The Manitoba Teachers’ Society is calling on the government to act swiftly to restore teacher and public confidence in school safety by mandating masks for all students in the K-12 public school system.
This means extending the mandate to K-3 students since physical distancing is not always possible with this age group.
While the province’s chief public health officer says the risk of transmission in schools is low, more than a quarter of public health investigations into COVID-19 positive cases involving children in November, remain outstanding: Public Health has not determined the source of the transmission.
“Extending the mask mandate to kids in Kindergarten to Grade 3 will provide added protection to students and teachers and help in stopping community transmission,” said MTS President James Bedford.
K-3 children are already required to wear masks while riding the bus, and everyone, including K-3 children, is now required to wear a mask in public under code red, Bedford said.

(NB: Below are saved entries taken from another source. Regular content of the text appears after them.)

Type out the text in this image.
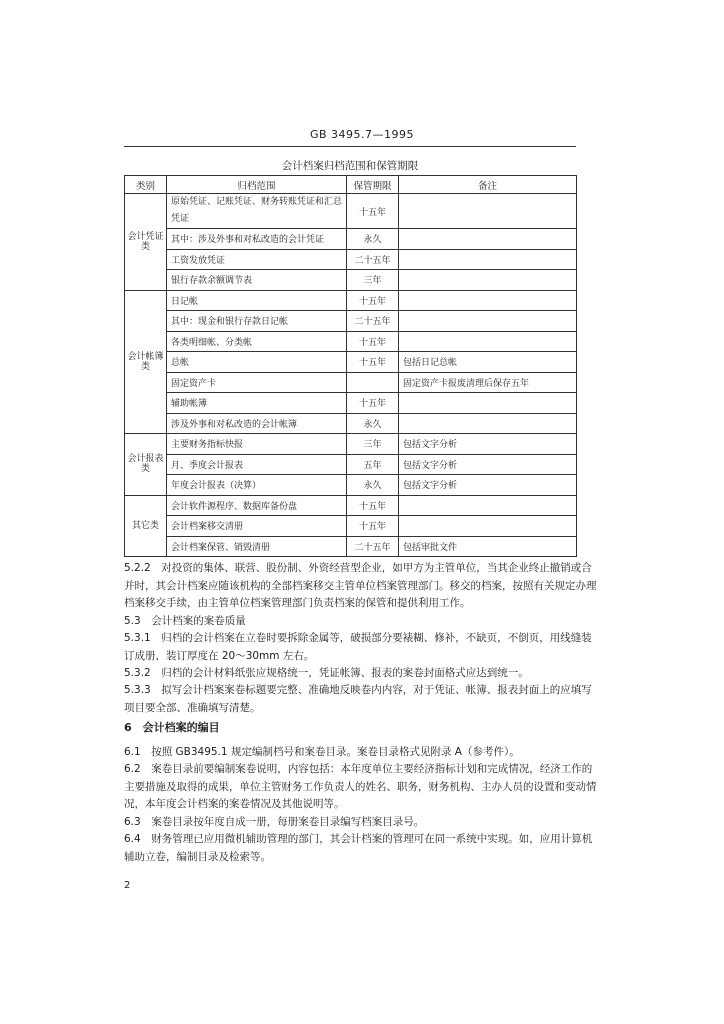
GB 3495.7—1995
会计档案归档范围和保管期限
类别	归档范围	保管期限	备注
会计凭证类	原始凭证、记账凭证、财务转账凭证和汇总凭证	十五年	
	其中：涉及外事和对私改造的会计凭证	永久	
	工资发放凭证	二十五年	
	银行存款余额调节表	三年	
会计帐簿类	日记帐	十五年	
	其中：现金和银行存款日记帐	二十五年	
	各类明细帐、分类帐	十五年	
	总帐	十五年	包括日记总帐
	固定资产卡		固定资产卡报废清理后保存五年
	辅助帐簿	十五年	
	涉及外事和对私改造的会计帐簿	永久	
会计报表类	主要财务指标快报	三年	包括文字分析
	月、季度会计报表	五年	包括文字分析
	年度会计报表（决算）	永久	包括文字分析
其它类	会计软件源程序、数据库备份盘	十五年	
	会计档案移交清册	十五年	
	会计档案保管、销毁清册	二十五年	包括审批文件
5.2.2　对投资的集体、联营、股份制、外资经营型企业，如甲方为主管单位，当其企业终止撤销或合并时，其会计档案应随该机构的全部档案移交主管单位档案管理部门。移交的档案，按照有关规定办理档案移交手续，由主管单位档案管理部门负责档案的保管和提供利用工作。
5.3　会计档案的案卷质量
5.3.1　归档的会计档案在立卷时要拆除金属等，破损部分要裱糊、修补，不缺页，不倒页，用线缝装订成册，装订厚度在 20～30mm 左右。
5.3.2　归档的会计材料纸张应规格统一，凭证帐簿、报表的案卷封面格式应达到统一。
5.3.3　拟写会计档案案卷标题要完整、准确地反映卷内内容，对于凭证、帐簿、报表封面上的应填写项目要全部、准确填写清楚。
6　会计档案的编目
6.1　按照 GB3495.1 规定编制档号和案卷目录。案卷目录格式见附录 A（参考件）。
6.2　案卷目录前要编制案卷说明，内容包括：本年度单位主要经济指标计划和完成情况，经济工作的主要措施及取得的成果，单位主管财务工作负责人的姓名、职务，财务机构、主办人员的设置和变动情况，本年度会计档案的案卷情况及其他说明等。
6.3　案卷目录按年度自成一册，每册案卷目录编写档案目录号。
6.4　财务管理已应用微机辅助管理的部门，其会计档案的管理可在同一系统中实现。如，应用计算机辅助立卷，编制目录及检索等。
2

Manitoba had recorded 675 cases of COVID-19 in schools as of Nov. 17, according to the province. A total of 513 of those cases were students and 162 were staff members.
In some divisions, principals are being asked to perform contact-tracing duties on COVID-19 positive cases in their schools. Bedford said the Society is opposed to offloading public health work onto principals.
“Asking principals to make public health judgments to advise courses of action outside of their expertise and training is both unfair and irresponsible,” he said.
He said it also intensifies the workload for principals at a time when they face unique problems in leading staff, students, community, supervision, operations, and in-person and remote programming in this pandemic crisis.
“Teachers will always press for better safety measures,” said Bedford. “The government has a responsibility in making our schools as safe as they can be. Quite frankly, our schools should be the safest place.”
He pointed to the Society’s mid-August call for mandatory mask wearing by all students, staff and visitors in public schools.
“We appreciated the government’s Grades 4-12 mask mandate that flowed from that,” said Bedford. “It’s not enough anymore.”